In the building(s) its possible to take a midnight walk to a small grocery store in the complex and to encounter a wide spectrum of experiences; there is a small spot on a plaza level at grade where two ramps meet that would allow anyone in the near 10-acre project to converge. The entire building can empty out and everyone would come face to face at this zone—casting the entire architectural work into the background—behind you.
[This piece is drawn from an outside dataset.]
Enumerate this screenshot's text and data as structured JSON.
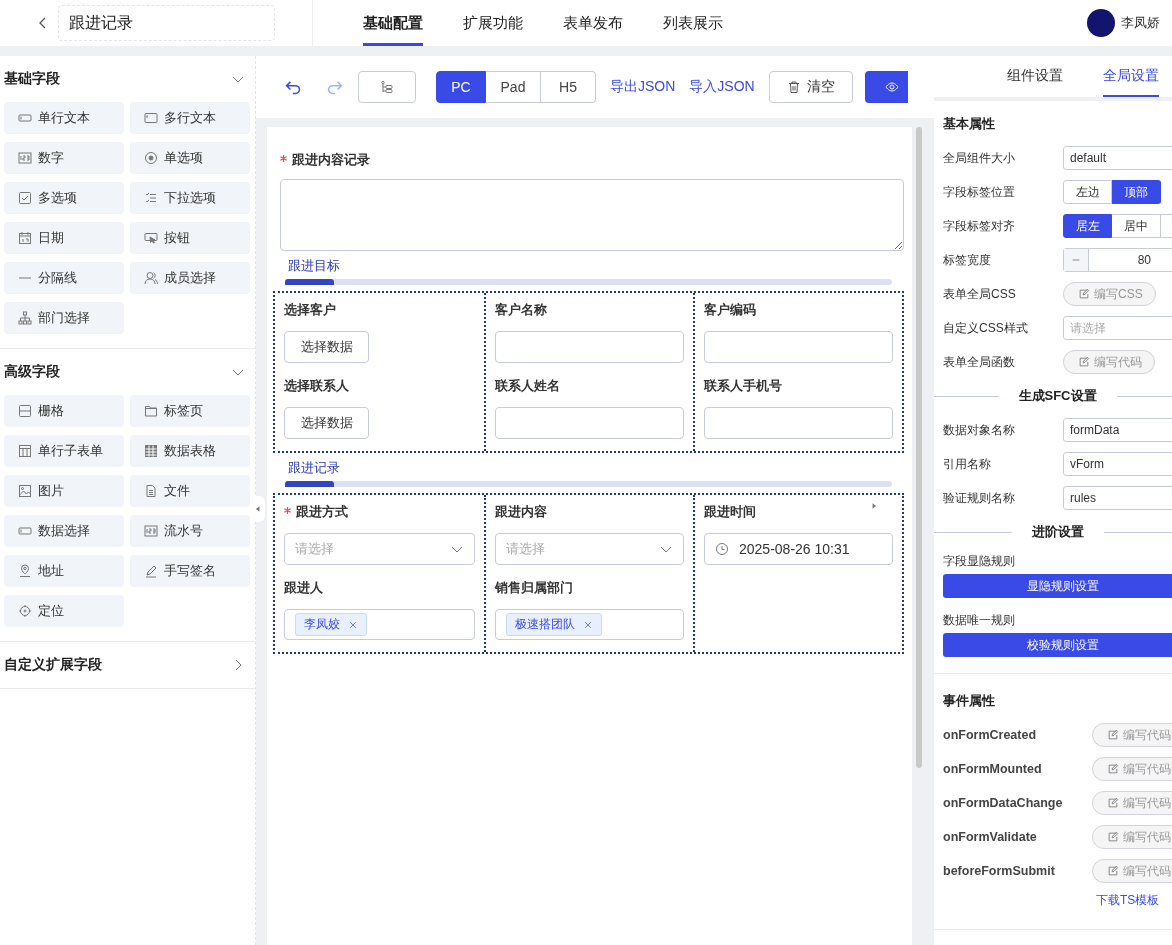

Site model in progress. Photograph courtesy of Zago Architecture

Periodic Table of Houses”

Zago ArchitectureAndrew Zago

Project: Property with Properties

Site Location: Rialto, California

In our project, a few basic house types replace, parcel by parcel, the houses originally planned for the subdivision. By creating a duplicate of these houses and adjusting their location via larger site block shifts (our term for this is mis-registration), we significantly increase the overall density of the project and create—via their intersection with one another—a very large set of house, duplex, and multifamily variations.

Final production of our 1:40 site model is underway. 236 houses are awaiting their first coat of paint. Color studies and painting technique tests are complete. By week’s end each house will have received two colors, one carefully and intentionally mis-applied over the first—slipping onto the ground plane. Both a diagram for the project and an object in and of itself, the site model is a key component of our exhibition.